Hassan was later accused by some for plotting against Nizam al-Mulk to replace him as the vizier, and the latter plotted against Hasan in response, forcing him to flee to Rayy and then to the Ismaili Egypt.

Hassan, now a learned Ismaili scholar, returned secretly to Persia as a missionary and leader of the radical Nizari Ismaili movement. He led a revolt that spread swiftly and resulted in the foundation of a decentralized state consisted of scattered fortresses across the Seljuk empire. Nizam-ul-Mulk, who was planning further campaigns against Nizari strongholds, eventually became the victim of the first and most famous assassination by the followers of Hasan (who later became known as the "Assassins").

==Assessment==

Most modern scholars consider the story as folklore, due to age discrepancies of the three protagonists as well as their different places of residence during their youth. Nevertheless, Ismaili scholar Ali Mohammad Rajput argues that the story is likely true, noting the school attendance of people at different ages, and the existence of three independent accounts of (parts of) the story. Jawad al-Muscati considers the story a fabrication by Hassan Sabbah's enemies.

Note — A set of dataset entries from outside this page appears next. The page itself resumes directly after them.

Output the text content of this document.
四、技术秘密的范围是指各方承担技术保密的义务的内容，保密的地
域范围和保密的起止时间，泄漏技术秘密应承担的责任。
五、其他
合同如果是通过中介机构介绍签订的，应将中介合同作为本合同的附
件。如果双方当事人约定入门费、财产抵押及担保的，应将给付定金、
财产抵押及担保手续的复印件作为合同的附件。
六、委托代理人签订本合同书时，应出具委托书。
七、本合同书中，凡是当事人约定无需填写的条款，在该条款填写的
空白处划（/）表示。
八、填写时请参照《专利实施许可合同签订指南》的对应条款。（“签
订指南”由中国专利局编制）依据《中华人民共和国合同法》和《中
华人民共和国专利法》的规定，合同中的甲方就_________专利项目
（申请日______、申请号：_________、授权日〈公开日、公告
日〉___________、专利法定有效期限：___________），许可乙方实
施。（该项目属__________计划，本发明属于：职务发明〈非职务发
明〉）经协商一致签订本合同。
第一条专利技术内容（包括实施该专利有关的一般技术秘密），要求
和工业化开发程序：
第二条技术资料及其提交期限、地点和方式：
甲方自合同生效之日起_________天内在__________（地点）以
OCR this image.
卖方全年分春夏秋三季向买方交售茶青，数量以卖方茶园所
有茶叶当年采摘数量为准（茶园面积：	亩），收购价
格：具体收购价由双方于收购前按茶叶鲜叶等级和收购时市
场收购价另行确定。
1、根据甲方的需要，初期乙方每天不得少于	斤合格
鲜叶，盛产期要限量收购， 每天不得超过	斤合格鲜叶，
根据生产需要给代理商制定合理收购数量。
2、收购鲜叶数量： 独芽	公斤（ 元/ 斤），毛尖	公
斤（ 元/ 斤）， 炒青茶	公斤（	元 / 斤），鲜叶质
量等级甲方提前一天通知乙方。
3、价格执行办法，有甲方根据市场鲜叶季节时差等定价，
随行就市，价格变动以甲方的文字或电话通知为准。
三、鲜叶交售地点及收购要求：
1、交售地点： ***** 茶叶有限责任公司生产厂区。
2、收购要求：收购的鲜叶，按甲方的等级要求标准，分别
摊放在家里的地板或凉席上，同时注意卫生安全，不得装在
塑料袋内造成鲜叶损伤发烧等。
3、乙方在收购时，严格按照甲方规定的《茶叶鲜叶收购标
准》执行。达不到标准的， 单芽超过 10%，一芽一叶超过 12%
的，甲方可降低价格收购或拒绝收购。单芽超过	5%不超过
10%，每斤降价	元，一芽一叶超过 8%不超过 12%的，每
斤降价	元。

According to Harold Bowen, the story may originate from the actual relationship between Nizam al-Mulk and two of his contemporaries: the poet Sayf al-Din Bakharzi and the Seljuk bureaucrat Abu Nasr Kunduri. All of them were close in age and had contact to the Nishapuri teacher Imam al-Muwaffaq. Kunduri was dismissed from his position and was executed, partly due to Nizam al-Mulk's actions, while the latter patronized Bakharzi's poetry.